The dust gallery consists of wooden mock ups of a double-drum shearer and 24 shields on a simulated longwall face. The shearer is equipped with rotating cutting drums containing water sprays, along with external spray manifolds on the body of the shearer. Dust is injected, using compressed air, into the cutting area of the drums so that the rotation of the drum mixes the dust as it would underground.

The gallery has the capability of lowering or raising the roof, controlling the air flow, controlling water quantities and pressures. All quantitative data, including average air velocity, water pressure, and instantaneous dust levels, are recorded and sent into a control room for monitoring throughout the test.

The most recent tests completed at NIOSH’s longwall gallery evaluated the interactions between ventilating air, water flow, water pressure, spray system design, and cutting direction to measure the impact on respirable dust levels on the longwall face.

Three different levels of air velocity, water pressure and water quantities were evaluated for both tail-to-head and head-to-tail cutting directions. The tests were conducted at a mining height of 2.2 metres and also assessed the effectiveness of directional spray systems verses basic spray systems, where the external nozzles on the shearer were orientated perpendicular to the coal face.

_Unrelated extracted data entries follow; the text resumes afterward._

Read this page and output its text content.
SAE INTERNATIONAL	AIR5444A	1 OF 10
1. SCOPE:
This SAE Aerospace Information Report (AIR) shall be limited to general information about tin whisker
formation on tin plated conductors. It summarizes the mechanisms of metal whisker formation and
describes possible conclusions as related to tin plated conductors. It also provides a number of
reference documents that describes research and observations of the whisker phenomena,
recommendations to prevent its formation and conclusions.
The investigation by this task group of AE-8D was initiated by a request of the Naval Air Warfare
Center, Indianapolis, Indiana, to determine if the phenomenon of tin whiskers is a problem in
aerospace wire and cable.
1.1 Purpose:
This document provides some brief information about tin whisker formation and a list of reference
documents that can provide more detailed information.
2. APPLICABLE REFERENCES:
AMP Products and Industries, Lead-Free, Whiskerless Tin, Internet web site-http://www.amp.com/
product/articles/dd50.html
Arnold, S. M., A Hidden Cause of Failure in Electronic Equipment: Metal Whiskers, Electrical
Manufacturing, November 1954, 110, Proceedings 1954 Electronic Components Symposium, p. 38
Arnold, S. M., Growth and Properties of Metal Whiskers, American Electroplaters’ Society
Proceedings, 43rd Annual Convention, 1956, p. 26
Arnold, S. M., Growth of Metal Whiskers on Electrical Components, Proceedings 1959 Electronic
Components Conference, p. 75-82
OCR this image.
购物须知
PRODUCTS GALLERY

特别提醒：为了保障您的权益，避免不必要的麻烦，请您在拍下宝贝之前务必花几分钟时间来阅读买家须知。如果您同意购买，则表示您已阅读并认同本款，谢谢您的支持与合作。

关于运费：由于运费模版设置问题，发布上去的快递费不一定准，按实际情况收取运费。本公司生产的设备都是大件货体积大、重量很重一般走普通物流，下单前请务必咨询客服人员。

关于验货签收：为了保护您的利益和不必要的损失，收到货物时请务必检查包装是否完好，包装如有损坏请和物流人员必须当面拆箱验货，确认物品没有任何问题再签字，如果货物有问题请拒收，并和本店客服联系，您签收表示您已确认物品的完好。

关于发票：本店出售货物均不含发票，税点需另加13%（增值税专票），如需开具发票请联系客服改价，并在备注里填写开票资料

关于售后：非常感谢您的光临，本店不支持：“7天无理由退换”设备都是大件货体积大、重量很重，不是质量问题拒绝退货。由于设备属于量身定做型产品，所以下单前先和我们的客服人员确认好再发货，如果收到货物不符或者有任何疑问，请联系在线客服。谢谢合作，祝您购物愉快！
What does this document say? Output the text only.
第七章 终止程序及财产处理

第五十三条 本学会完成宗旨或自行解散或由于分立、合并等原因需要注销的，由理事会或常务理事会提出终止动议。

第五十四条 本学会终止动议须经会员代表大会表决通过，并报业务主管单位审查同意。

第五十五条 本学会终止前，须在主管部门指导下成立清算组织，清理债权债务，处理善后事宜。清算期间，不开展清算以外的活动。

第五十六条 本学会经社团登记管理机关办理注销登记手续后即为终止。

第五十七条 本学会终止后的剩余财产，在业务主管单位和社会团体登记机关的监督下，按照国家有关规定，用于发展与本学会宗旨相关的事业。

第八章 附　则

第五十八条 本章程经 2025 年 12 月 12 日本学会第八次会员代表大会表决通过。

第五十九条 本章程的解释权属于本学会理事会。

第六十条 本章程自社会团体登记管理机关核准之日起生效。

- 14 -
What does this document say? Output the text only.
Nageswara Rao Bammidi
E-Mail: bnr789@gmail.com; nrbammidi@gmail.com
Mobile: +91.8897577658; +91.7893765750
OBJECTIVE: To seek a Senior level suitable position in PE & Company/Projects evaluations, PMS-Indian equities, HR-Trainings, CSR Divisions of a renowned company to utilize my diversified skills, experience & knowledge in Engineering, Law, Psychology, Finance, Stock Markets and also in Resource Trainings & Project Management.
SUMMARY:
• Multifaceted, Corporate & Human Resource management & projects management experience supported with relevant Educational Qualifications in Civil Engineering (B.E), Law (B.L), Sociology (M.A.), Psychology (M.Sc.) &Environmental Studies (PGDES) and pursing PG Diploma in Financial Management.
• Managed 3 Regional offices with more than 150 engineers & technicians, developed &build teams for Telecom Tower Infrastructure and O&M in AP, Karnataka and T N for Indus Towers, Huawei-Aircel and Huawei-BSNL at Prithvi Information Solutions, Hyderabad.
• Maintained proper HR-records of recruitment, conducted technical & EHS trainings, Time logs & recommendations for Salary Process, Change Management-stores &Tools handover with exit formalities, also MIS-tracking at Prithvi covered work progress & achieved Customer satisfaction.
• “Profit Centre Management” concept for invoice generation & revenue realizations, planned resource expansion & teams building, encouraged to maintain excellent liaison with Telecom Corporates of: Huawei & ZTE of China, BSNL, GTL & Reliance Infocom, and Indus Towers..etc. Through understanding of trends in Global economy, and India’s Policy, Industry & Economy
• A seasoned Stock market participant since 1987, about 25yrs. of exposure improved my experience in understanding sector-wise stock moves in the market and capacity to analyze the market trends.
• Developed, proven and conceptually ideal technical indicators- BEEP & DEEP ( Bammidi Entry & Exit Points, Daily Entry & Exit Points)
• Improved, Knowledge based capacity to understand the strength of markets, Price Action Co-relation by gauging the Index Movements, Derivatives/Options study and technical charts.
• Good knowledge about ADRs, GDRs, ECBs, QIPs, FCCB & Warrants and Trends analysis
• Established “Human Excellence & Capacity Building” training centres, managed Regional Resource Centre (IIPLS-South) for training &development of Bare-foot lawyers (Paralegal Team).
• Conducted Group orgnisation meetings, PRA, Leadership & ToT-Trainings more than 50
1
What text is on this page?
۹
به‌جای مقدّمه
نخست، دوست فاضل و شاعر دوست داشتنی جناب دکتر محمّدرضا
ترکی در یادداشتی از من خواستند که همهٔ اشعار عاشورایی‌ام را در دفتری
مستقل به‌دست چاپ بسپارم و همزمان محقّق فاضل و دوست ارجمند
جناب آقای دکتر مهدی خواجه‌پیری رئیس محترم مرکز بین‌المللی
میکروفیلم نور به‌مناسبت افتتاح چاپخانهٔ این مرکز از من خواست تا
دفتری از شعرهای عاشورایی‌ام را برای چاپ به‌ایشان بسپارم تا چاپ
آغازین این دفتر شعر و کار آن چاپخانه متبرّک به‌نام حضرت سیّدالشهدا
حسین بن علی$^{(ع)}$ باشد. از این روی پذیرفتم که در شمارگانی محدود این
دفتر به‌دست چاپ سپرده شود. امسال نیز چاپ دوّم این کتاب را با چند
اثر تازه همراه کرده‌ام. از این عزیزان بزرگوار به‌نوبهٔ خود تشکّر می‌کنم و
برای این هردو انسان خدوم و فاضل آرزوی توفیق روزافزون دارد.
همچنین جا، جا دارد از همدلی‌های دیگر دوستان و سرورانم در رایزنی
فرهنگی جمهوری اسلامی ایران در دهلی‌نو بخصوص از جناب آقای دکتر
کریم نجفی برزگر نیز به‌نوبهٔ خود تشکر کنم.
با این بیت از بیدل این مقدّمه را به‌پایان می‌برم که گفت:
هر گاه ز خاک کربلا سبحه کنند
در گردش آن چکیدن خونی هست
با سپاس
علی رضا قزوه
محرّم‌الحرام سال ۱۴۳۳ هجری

Gravimetric and instantaneous dust samplers were used at multiple sampling locations along the face to quantify respirable dust levels. Three dust sampling packages were used to monitor dust levels in the area of the headgate and tailgate shearer operators and a jacksetter downwind of the shearer.

Each sampling package was moved over a five-shield area during the course of testing to develop a profile of dust levels along the face. Dust levels were also measured in the return airway from the longwall face.

“We found, not surprisingly, that increases in air flow made the biggest difference in dust levels followed by water pressure and then water quantity,” said NIOSH dust specialist Jay Colinet, Supervisory Mining Engineer.

“Increases in air flow provide additional dilution, help hold the dust generated by the shearer drums close to the face and more quickly move the generated dust away from the worker locations.”

“The directional external spray system on the shearer, also known as the shearer-clearer, was more effective than the basic spray system in confining dust near the face, thus minimizing dust contamination in the walkway,” he said.

“The higher spray pressures tested on the directional spray system were found to be more effective. Conversely, higher spray pressures on the cutting drum sprays tended to force the dust away from the shearer and toward the walkway.”

The total impact of increases in water quantity could not be identified since the research could not simulate the added benefit that may result from increasing the moisture on the run-of-mine coal as it is transported through the mine.

Findings from this research and other ongoing longwall research have indicated that U.S. longwall operations continue to increase airflow on their faces in an effort to control dust and gas emissions.

“What we are finding is that the maximum air quantity we can put through our gallery is on the low side. US mines have increased the amount of air they are using, so we are in the process of looking at purchasing another fan so we can upgrade our airflow capabilities in the gallery,” Colinet said.

After gallery modifications are complete, testing to improve external spray systems for higher coal operations in the US, 3 meters or higher, will be initiated.